1974: The House Judiciary Committee votes 27-11 to adopt the first of three articles of impeachment against President Richard Nixon.

1995: The Korean War Veterans Memorial is dedicated in Washington.

1996: Terror strikes the Atlanta Olympics as a pipe bomb explodes at Centennial Olympic Park, directly killing one person and injuring 111.

2003: Comedian Bob Hope dies in Toluca Lake, Calif., at age 100.

VINDICATOR FILES

1991: Pittsburgh police are searching for a suspect in the wounding of William Bland, 38, of Youngstown, a member of the Black Muslim security force that patrols a low-income housing project in Pittsburgh. Bland is in critical condition in Mercy Hospital.

A disturbance involving at least two dozen people at the St.

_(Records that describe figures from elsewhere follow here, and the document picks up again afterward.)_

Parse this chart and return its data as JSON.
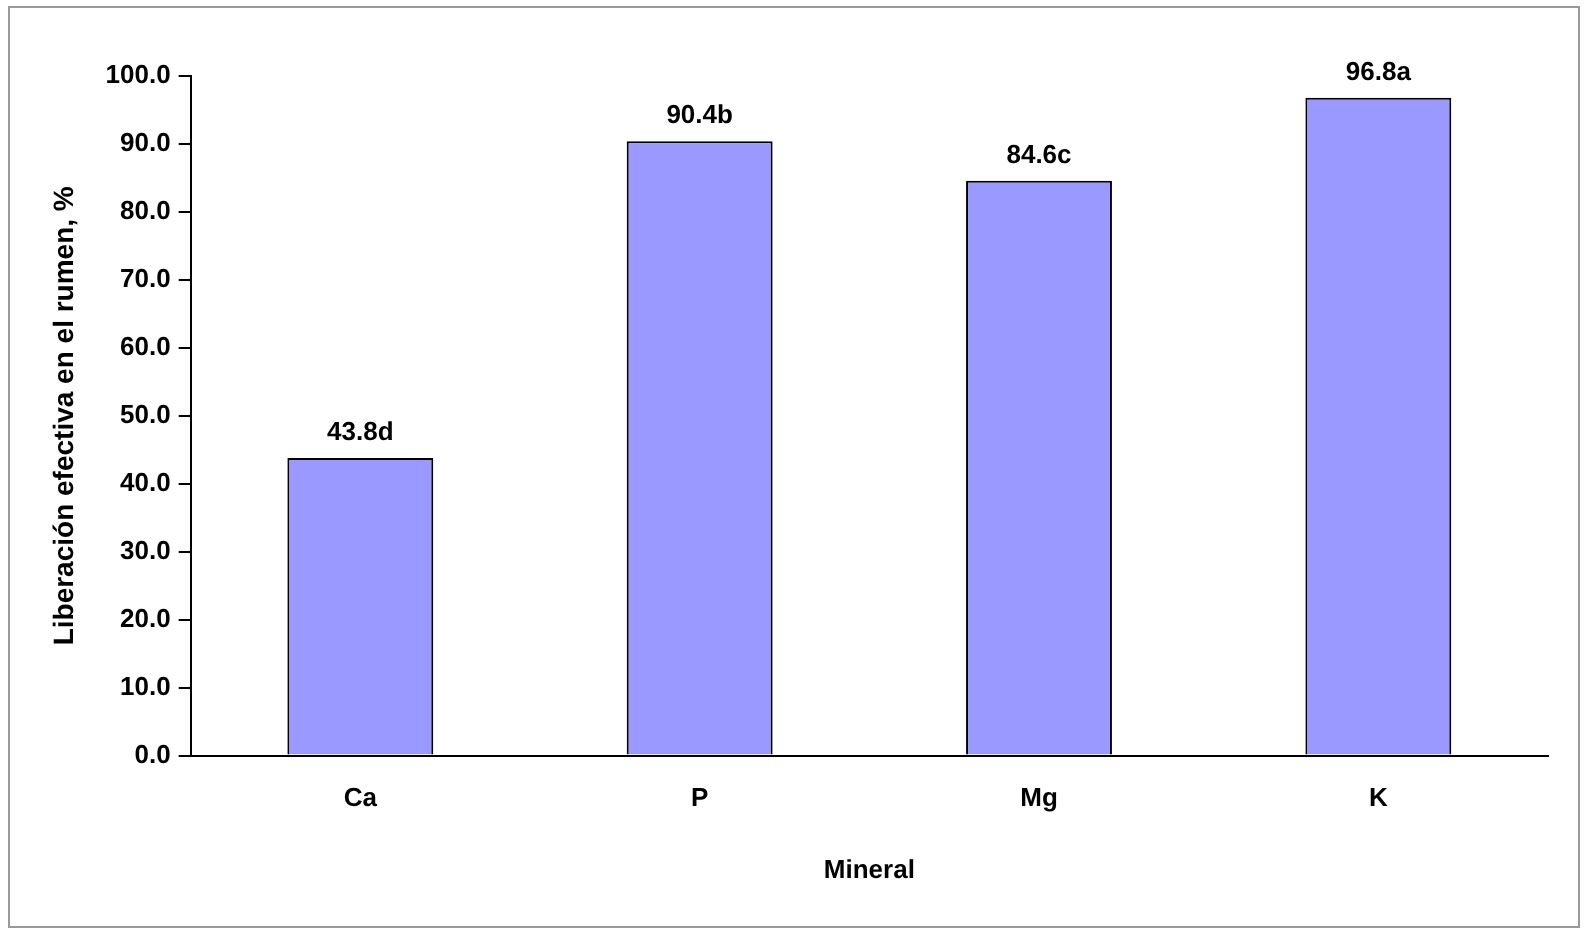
{
  "chart_data": {
    "type": "bar",
    "xlabel": "Mineral",
    "ylabel": "Liberación efectiva en el rumen, %",
    "categories": [
      "Ca",
      "P",
      "Mg",
      "K"
    ],
    "values": [
      43.8,
      90.4,
      84.6,
      96.8
    ],
    "value_labels": [
      "43.8d",
      "90.4b",
      "84.6c",
      "96.8a"
    ],
    "color": "#9999ff",
    "ylim": [
      0,
      100
    ],
    "yticks": [
      {
        "value": 0,
        "label": "0.0"
      },
      {
        "value": 10,
        "label": "10.0"
      },
      {
        "value": 20,
        "label": "20.0"
      },
      {
        "value": 30,
        "label": "30.0"
      },
      {
        "value": 40,
        "label": "40.0"
      },
      {
        "value": 50,
        "label": "50.0"
      },
      {
        "value": 60,
        "label": "60.0"
      },
      {
        "value": 70,
        "label": "70.0"
      },
      {
        "value": 80,
        "label": "80.0"
      },
      {
        "value": 90,
        "label": "90.0"
      },
      {
        "value": 100,
        "label": "100.0"
      }
    ],
    "grid": false,
    "legend": false
  }
}
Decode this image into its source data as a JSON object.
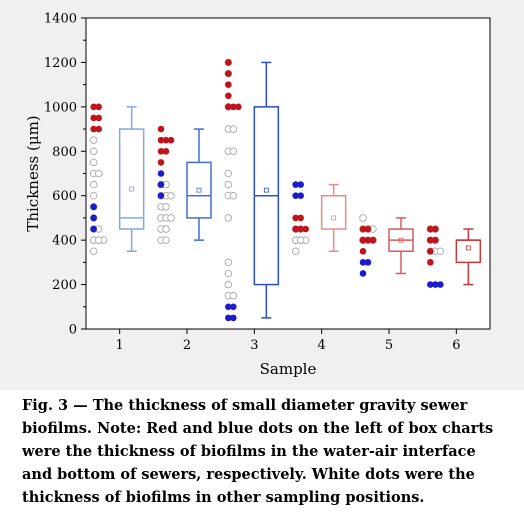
{
  "chart_data": {
    "type": "box",
    "xlabel": "Sample",
    "ylabel": "Thickness (μm)",
    "ylim": [
      0,
      1400
    ],
    "yticks": [
      0,
      200,
      400,
      600,
      800,
      1000,
      1200,
      1400
    ],
    "categories": [
      "1",
      "2",
      "3",
      "4",
      "5",
      "6"
    ],
    "grid": false,
    "boxes": [
      {
        "category": "1",
        "min": 350,
        "q1": 450,
        "median": 500,
        "mean": 630,
        "q3": 900,
        "max": 1000,
        "color": "#7fa8e8"
      },
      {
        "category": "2",
        "min": 400,
        "q1": 500,
        "median": 600,
        "mean": 625,
        "q3": 750,
        "max": 900,
        "color": "#3f6fd6"
      },
      {
        "category": "3",
        "min": 50,
        "q1": 200,
        "median": 600,
        "mean": 625,
        "q3": 1000,
        "max": 1200,
        "color": "#2a4fc4"
      },
      {
        "category": "4",
        "min": 350,
        "q1": 450,
        "median": 600,
        "mean": 500,
        "q3": 600,
        "max": 650,
        "color": "#e88a8a"
      },
      {
        "category": "5",
        "min": 250,
        "q1": 350,
        "median": 400,
        "mean": 400,
        "q3": 450,
        "max": 500,
        "color": "#d65a5a"
      },
      {
        "category": "6",
        "min": 200,
        "q1": 300,
        "median": 400,
        "mean": 365,
        "q3": 400,
        "max": 450,
        "color": "#c83a3a"
      }
    ],
    "points": [
      {
        "category": "1",
        "red": [
          1000,
          1000,
          950,
          950,
          900,
          900
        ],
        "blue": [
          550,
          500,
          450
        ],
        "white": [
          850,
          800,
          750,
          700,
          700,
          650,
          600,
          550,
          500,
          450,
          450,
          400,
          400,
          400,
          400,
          400,
          350
        ]
      },
      {
        "category": "2",
        "red": [
          900,
          850,
          850,
          850,
          800,
          800,
          750
        ],
        "blue": [
          700,
          650,
          600
        ],
        "white": [
          650,
          650,
          600,
          600,
          600,
          550,
          550,
          500,
          500,
          500,
          450,
          450,
          400,
          400
        ]
      },
      {
        "category": "3",
        "red": [
          1200,
          1150,
          1100,
          1050,
          1000,
          1000,
          1000
        ],
        "blue": [
          100,
          100,
          50,
          50
        ],
        "white": [
          1200,
          1150,
          1000,
          900,
          900,
          800,
          800,
          700,
          650,
          600,
          600,
          500,
          300,
          250,
          200,
          150,
          150
        ]
      },
      {
        "category": "4",
        "red": [
          500,
          500,
          450,
          450,
          450,
          450
        ],
        "blue": [
          650,
          650,
          600,
          600
        ],
        "white": [
          450,
          450,
          400,
          400,
          400,
          400,
          400,
          350
        ]
      },
      {
        "category": "5",
        "red": [
          450,
          450,
          400,
          400,
          400,
          400,
          350
        ],
        "blue": [
          300,
          300,
          250
        ],
        "white": [
          500,
          450,
          450,
          450,
          400,
          400,
          400,
          400
        ]
      },
      {
        "category": "6",
        "red": [
          450,
          450,
          400,
          400,
          350,
          300
        ],
        "blue": [
          200,
          200,
          200
        ],
        "white": [
          450,
          450,
          400,
          400,
          350,
          350,
          350
        ]
      }
    ],
    "colors": {
      "red_dot": "#c0141c",
      "blue_dot": "#1c1ccc",
      "white_dot_stroke": "#b0b0b0"
    }
  },
  "caption": {
    "text": "Fig. 3 — The thickness of small diameter gravity sewer biofilms. Note: Red and blue dots on the left of box charts were the thickness of biofilms in the water-air interface and bottom of sewers, respectively. White dots were the thickness of biofilms in other sampling positions."
  }
}
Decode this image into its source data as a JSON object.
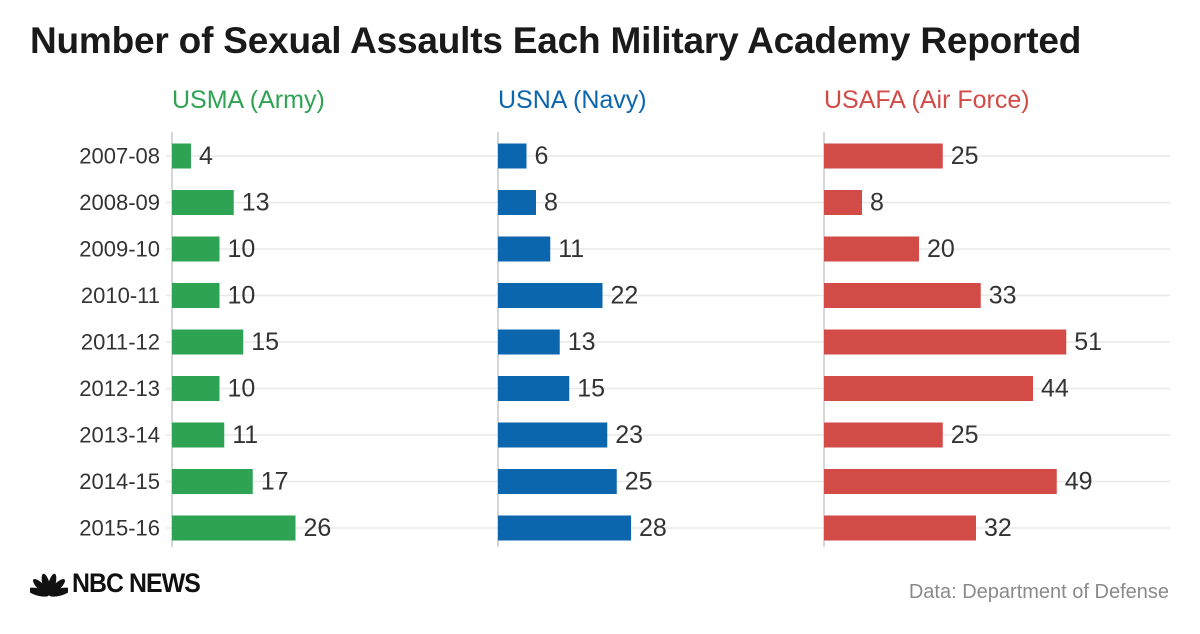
{
  "chart_data": {
    "type": "bar",
    "orientation": "horizontal",
    "title": "Number of Sexual Assaults Each Military Academy Reported",
    "categories": [
      "2007-08",
      "2008-09",
      "2009-10",
      "2010-11",
      "2011-12",
      "2012-13",
      "2013-14",
      "2014-15",
      "2015-16"
    ],
    "series": [
      {
        "name": "USMA (Army)",
        "color": "#2fa354",
        "values": [
          4,
          13,
          10,
          10,
          15,
          10,
          11,
          17,
          26
        ]
      },
      {
        "name": "USNA (Navy)",
        "color": "#0b66ad",
        "values": [
          6,
          8,
          11,
          22,
          13,
          15,
          23,
          25,
          28
        ]
      },
      {
        "name": "USAFA (Air Force)",
        "color": "#d24b47",
        "values": [
          25,
          8,
          20,
          33,
          51,
          44,
          25,
          49,
          32
        ]
      }
    ],
    "xlim": [
      0,
      51
    ],
    "xlabel": "",
    "ylabel": "",
    "grid": true,
    "legend": "panel titles"
  },
  "footer": {
    "brand": "NBC NEWS",
    "source": "Data: Department of Defense"
  },
  "icons": {
    "brand_logo": "peacock-icon"
  }
}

Demetrios Church Greek Festival on Atlantic Street Northeast in Warren results in five arrests for fighting.

The Rev. Christine Goodman, formerly of Boardman, has worked through the Presbyterian church with war-displaced Kurds in Berlin, Germany, and has spent two weeks in northern Iraq working with Kurdish people.

1976: A 1 million, 100-unit apartment complex is under construction by Robert C. Pesa on Gluck Street on Youngstown’s East Side. It will be known as Lincoln Square Townhouse.

Chief Judge Frank Battisti of the U.S. District Court in Cleveland will be honored as one of the nation’s outstanding judges by the Association of Trial Lawyers of American during their convention in Atlanta, Ga.

Youngstown Municipal Judge Lloyd R. Haynes dismisses a charge of selling liquor to a minor against city school board member Ralph Clark after city prosecutors failed to provide a list of witnesses they planned to call.

1966: Kenneth Lloyd of Youngstown tells the Ohio Water Pollution Control Board that $166 million already has been spent to improve and control water resources in Youngstown and that any further expenditure is impossible.

Sgt. Kenneth Miller of the local howitzer battery, reports the Youngstown area National Guard units activated and sent to Cleveland to deal with an outbreak of race riots may return home in a few days.

Valley Mould & Iron Corp., which has plants in Hubbard, Cleveland and Chicago, has plans to build a $10 million plant in an Ohio location.

1941: The United States sets up a new Far Eastern army in the Philippines and puts Gen. Douglas MacArthur in command.

Salineville will observe its 103rd anniversary with a five-day homecoming celebration July 30. Sponsored by Saline ville volunteer fire department, the affair includes a community picnic, two parades, dance revue and church service.

“Raise our rent” is the cry of 147 families in the Westlake Terrace Gardens who are under orders to vacate their apartments because their earnings have risen above the maximum set by the Youngstown Metropolitan Housing Authority.